1. Field of Invention
This invention relates to a solids mixing, storage and conveying, and, in particular to an improved static mixer, hopper and conveyor to introduce a continuous flow of granular material such as polycrystalline silicon into a high temperature furnace for the production of single crystal ingots.
2. Brief Statement of the Prior Art
Single crystal silicon is the basic substrate used for virtually all semiconductor devices. Other single crystal materials which are also finding applications in semiconductor devices are Periodic Table Group III elements, particularly in combination with Group VI and Group V elements, e.g., germanium and gallium arsenide. These materials are synthetically produced in a purified and perfect, single crystal state. The method traditionally used for such production has been the Czochralski method. In the Czochralski method, polycrystalline material, such as silicon, is melted and maintained in a molten state in a quartz crucible. The quartz crucible is mounted in a heated furnace, usually supported by a graphite cup. A seed crystal of silicon is dipped in the molten silicon and is slowly withdrawn, forming a cylindrical boule of single crystal silicon. The boule and crucible are rotated counter-rotationally to promote uniformity of silicon properties and distribution of impurities and dopant additives within the silicon.
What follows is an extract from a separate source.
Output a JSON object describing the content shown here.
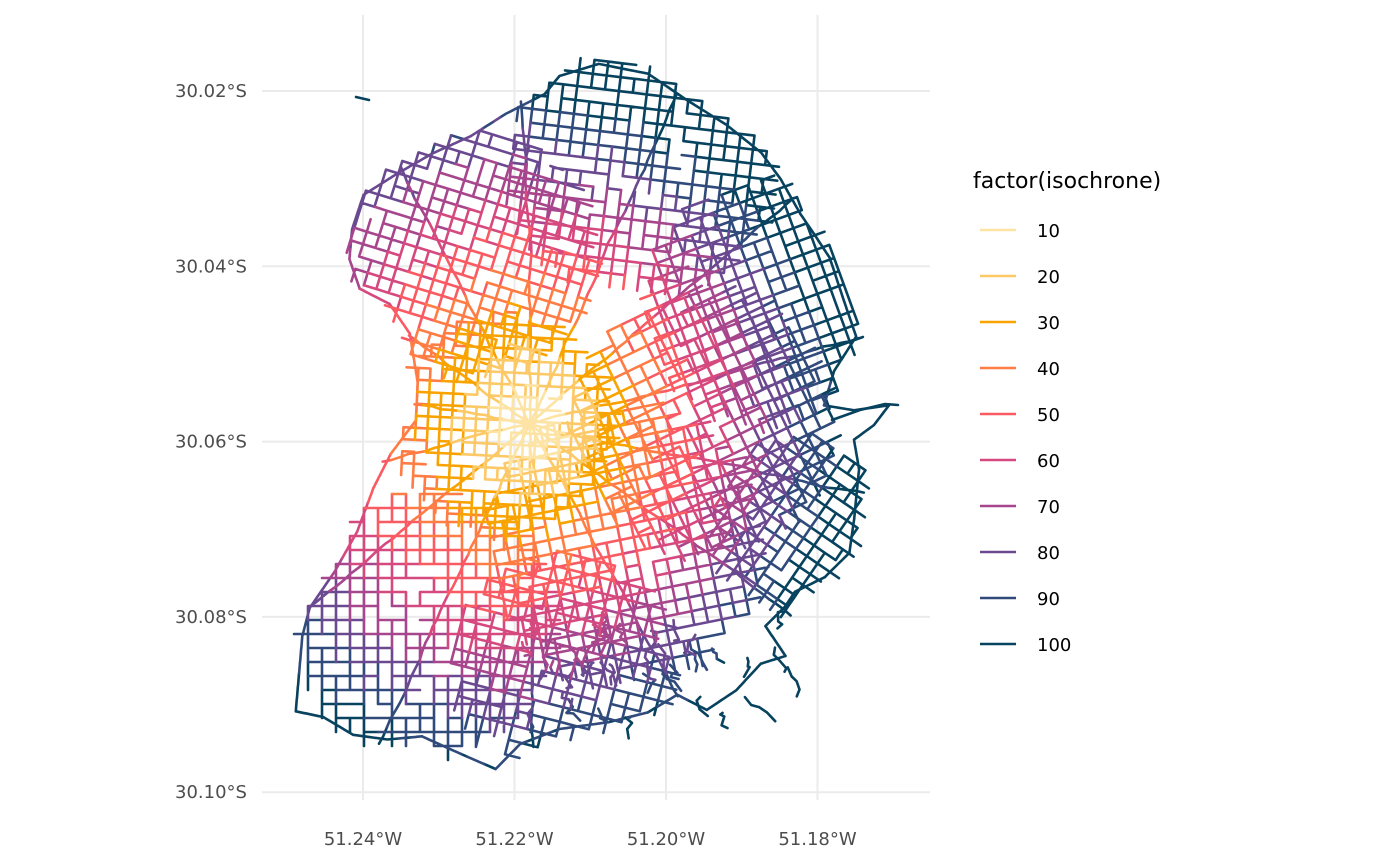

The Czochralski process is conducted batch-wise and inherent limitations of batch-wise processing cause, or promote, variations in properties and composition of the silicon boule. Dopants such as phosphorus or boron are usually added to the silicon melt to impart desirable semiconductor properties to the silicon wafers which are sliced from the cylindrical silicon boule. The dopants tend to concentrate in the molten pool as the pool is deplenished by the forming of the boule. Additionally, oxygen is introduced into the molten pool from reaction of the silicon melt with the surfaces of the quartz crucible. As the level of the molten pool decreases during the batch processing the wetted surface area decreases, resulting in a continuous decrease in oxygen concentration in the melt.
These and related inherent limitations in the Czochralski process have led to the improved processes which are described in U.S. Pat. No. 4,659,421 and 5,314,667. In these improved processes, a shallow molten pool of silicon is maintained in a crucible to reduce the variation of dopant and oxygen contents in the cylindrical boule withdrawn from the pool. Polycrystalline silicon is continuously introduced into a silicon replenishment zone which is separated from the crystal growth zone, where the boule is formed. In the U.S. Pat. No. 5,314,667 patent, the replenishment zone is an annular zone surrounding the central crystal-growth zone.
Silicon is continuous introduced into the furnaces of these improved process; in the U.S. Pat. No. 4,659,421 patent, the silicon is supplied as a solid rod to stir the molten silicon pool, while in the U.S. Pat. No. 5,314,667 patent, granular silicon is introduced into the replenishment zone.
It is also difficult to introduce granular material into a high temperature furnace at closely controlled feed rates, as required to avoid upsetting the process conditions within the furnace. A common problem with all silicon crystal growth furnaces is the difficulty of obtaining intimate distribution of the minor quantities of dopant throughout the polycrystalline silicon supplied to the furnace so that variations in dopant concentration are avoided in the single crystal boule.